Look up “lovable rogue” in the encyclopedia and you won’t find a picture of former boxer Stanley Dance. Partly because Stan is the sort of rogue who is smart enough not to get his picture taken and partly because he’s not exactly lovable. In fact, a lifetime of petty crime and broken promises have pretty much driven everyone who mattered – friends and family – out of Stan’s life.
In fact, Stan was just about to keep his first promise – a promise to himself that he’d blow his brains out once his luck had finally run out. Luckily, a timely phone call delayed Stan’s suicide and facilitated his return to Las Vegas.
Stan’s past misdeeds pretty much ran him out of Sin City. Still, while Stan isn’t much for keeping promises, he does pay his debts. Particularly when those debts are owed to a theater owner named Betsy, for whom Stan’s always carried a flame.
Betsy’s burlesque performer daughter is being head-hunted by a casino owner with whom Stan has some history. Bad history. Naturally Stan has a plan to get him out of Betsy’s way but it will require him getting back into the ring for one last match…

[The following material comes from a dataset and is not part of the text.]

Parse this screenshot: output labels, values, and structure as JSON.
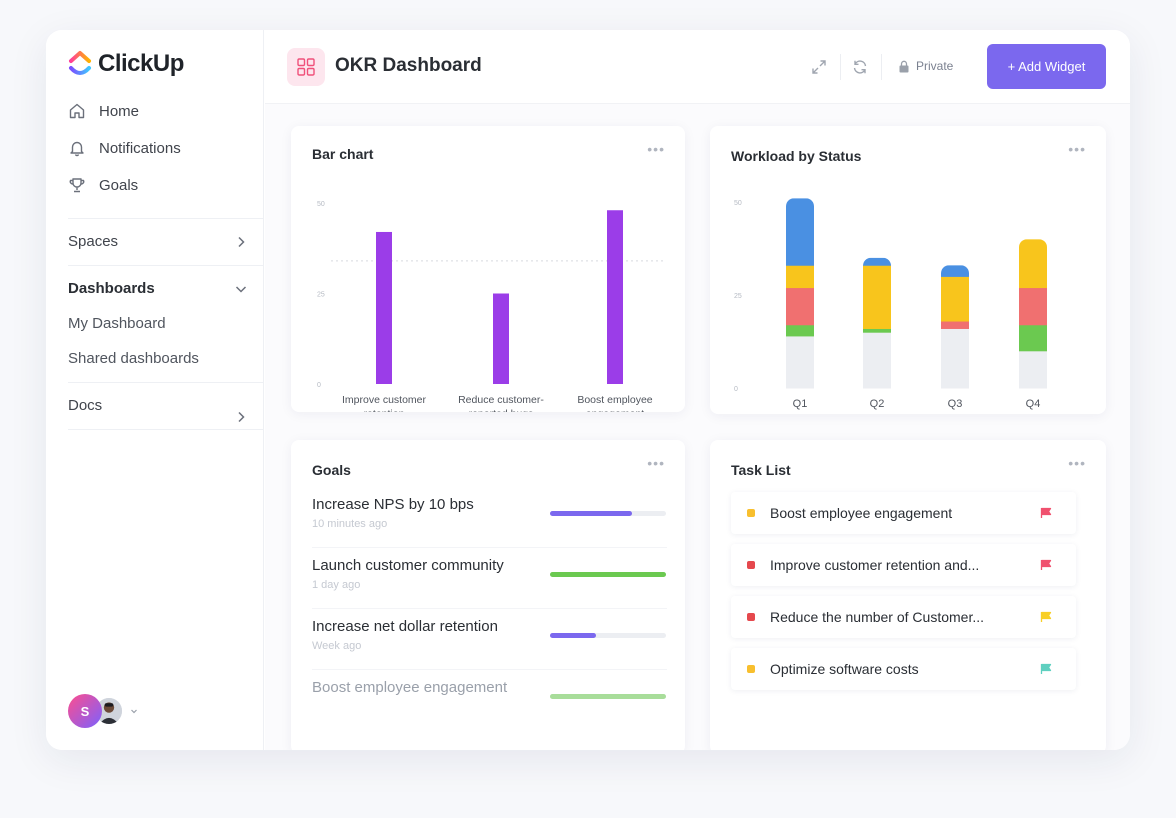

With gritty artwork and a smart script, Slots puts a new spin on the classic story of the fixer going for one more score. I’m not certain that Dan Panosian (Conan/Red Sonja) intentionally designed Stanley Dance to look a little like Bruce Willis, but the characterization put me in mind of him – a seedier David Addison ala Randy Robinson from The Wrestler. Whatever the inspiration, fans of Panosian’s previous work and heist epics won’t be gambling much if they play these Slots.